As a matter of fact, this analyst was the first to have recommended that the Government of Guyana and Trinidad & Tobago sign a MoU in relation to energy sector co-operation between the two countries in the spirit of CARICOM. To this end, readers might recall that an article was featured since in February, 2018, in this respect wherein it stated by this author that:
“Final point to note is that, the announcement of oil discovery was made since in 2015. With respect to training of Guyanese to work in the sector and specific oil related training, through the spirit of CARICOM and a Memorandum of Understanding between the Government of Guyana and the Government of Trinidad & Tobago, it would have been wise to identify a number of Guyanese to be sent to T&T to receive hands on technical training in their oil & gas sector. Had this been pursued, 2015 -2020 will have been five years of technical training and real time exposure to the oil & gas operations for Guyanese nationals.”
For ease of reference see full article here: https://newsroom.gy/2018/02/03/the-economy-considerations-for-guyanas-draft-local-content-policy-going-forward/.
It is unfortunate, however, that Trinidad had to be in a state of “desperation” before they found it fitting to establish a memorandum of understanding with Guyana on energy sector cooperation. This, as this analyst had previously and the first to point out, should have been done a long time ago, since in 2015 when the first declaration was made that Guyana has a large deposit of recoverable crude. Notwithstanding, despite whatever circumstance it had to take, it has come to fruition and Guyanese businesses and local firms need to exploit this opportunity, rather than be critical of it.
Overview of the CSME
The Caribbean Community and Common Market (CARICOM) was launched in 1973 by the smaller, largely English-speaking countries. The integration plan was intended to coordinate and enhance the collective economic and social development of 15 countries. The achievement of the complete economic integration goals now sits with the effective implementation and/or enforcement of the Caribbean Single Market Economy (CSME) (CRS Report for Congress, 2008).
The key elements of the CSME as proposed in the revised treaty of Chagauramas are as follows:
- free movement of goods and services (Common Market)
- free movement of capital
- rights of establishment
- free movement of labour
- common trade policy
- economic, fiscal and monetary harmonisation
- harmonisation of policy with respect to competition, consumer protection including sanitary and phytosanitary measures; dumping and subsidies
- support to disadvantaged countries, regions and sectors
- other policy harmonisation (transportation policy, company policy, intellectual property, banking and securities, standards and technical regulations, commercial arbitration).
Trade is essential for Caribbean countries’ development and poverty reduction. Caribbean countries face a rapidly changing environment for their exports, which presents both opportunities and challenges for economies highly dependent on external markets.
Key policy recommendation – put forward by the World Bank: Caribbean Growth Forum
There is considerable potential for boosting trade and accelerating growth through deepening trade integration with traditional partners and exploring opportunities offered by new growth poles.

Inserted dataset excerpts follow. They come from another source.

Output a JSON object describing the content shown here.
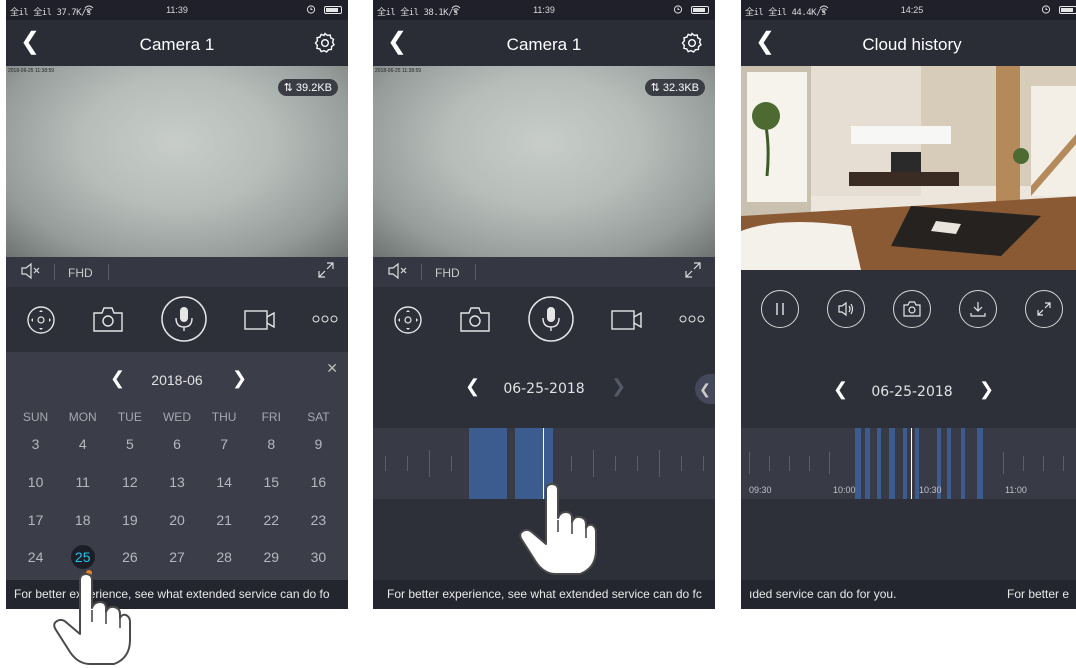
{
  "colors": {
    "accent": "#24c4e8",
    "record_block": "#3c5c90",
    "dot": "#e8842a",
    "bg": "#2d2f39"
  },
  "screen1": {
    "status": {
      "signal": "全il 全il 37.7K/s",
      "time": "11:39"
    },
    "title": "Camera 1",
    "video_timestamp": "2018-06-25 11:38:59",
    "data_rate": "39.2KB",
    "quality": "FHD",
    "icons": [
      "ptz-icon",
      "snapshot-icon",
      "microphone-icon",
      "record-icon",
      "more-icon"
    ],
    "calendar": {
      "month": "2018-06",
      "weekdays": [
        "SUN",
        "MON",
        "TUE",
        "WED",
        "THU",
        "FRI",
        "SAT"
      ],
      "weeks": [
        [
          "3",
          "4",
          "5",
          "6",
          "7",
          "8",
          "9"
        ],
        [
          "10",
          "11",
          "12",
          "13",
          "14",
          "15",
          "16"
        ],
        [
          "17",
          "18",
          "19",
          "20",
          "21",
          "22",
          "23"
        ],
        [
          "24",
          "25",
          "26",
          "27",
          "28",
          "29",
          "30"
        ]
      ],
      "selected": "25"
    },
    "banner": "For better experience, see what extended service can do fo"
  },
  "screen2": {
    "status": {
      "signal": "全il 全il 38.1K/s",
      "time": "11:39"
    },
    "title": "Camera 1",
    "video_timestamp": "2018-06-25 11:38:59",
    "data_rate": "32.3KB",
    "quality": "FHD",
    "date": "06-25-2018",
    "banner": "For better experience, see what extended service can do fc"
  },
  "screen3": {
    "status": {
      "signal": "全il 全il 44.4K/s",
      "time": "14:25"
    },
    "title": "Cloud history",
    "date": "06-25-2018",
    "timeline_labels": [
      "09:30",
      "10:00",
      "10:30",
      "11:00"
    ],
    "banner_a": "ıded service can do for you.",
    "banner_b": "For better e"
  }
}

Improving trade facilitation environment and the connectivity would have a major impact in the Caribbean.
Improving the business environment and investment climate would be essential to close the productivity and competitiveness gap with international competitors.
Easing supply side constraints through innovation enhancement, and improvement of access to key services (electricity, transport and telecommunications) would have a major impact on the productivity of Caribbean firms.
And, efforts to reduce poverty should focus on policies that improve the livelihoods of the poor, without necessarily discriminating between production for export or the domestic market.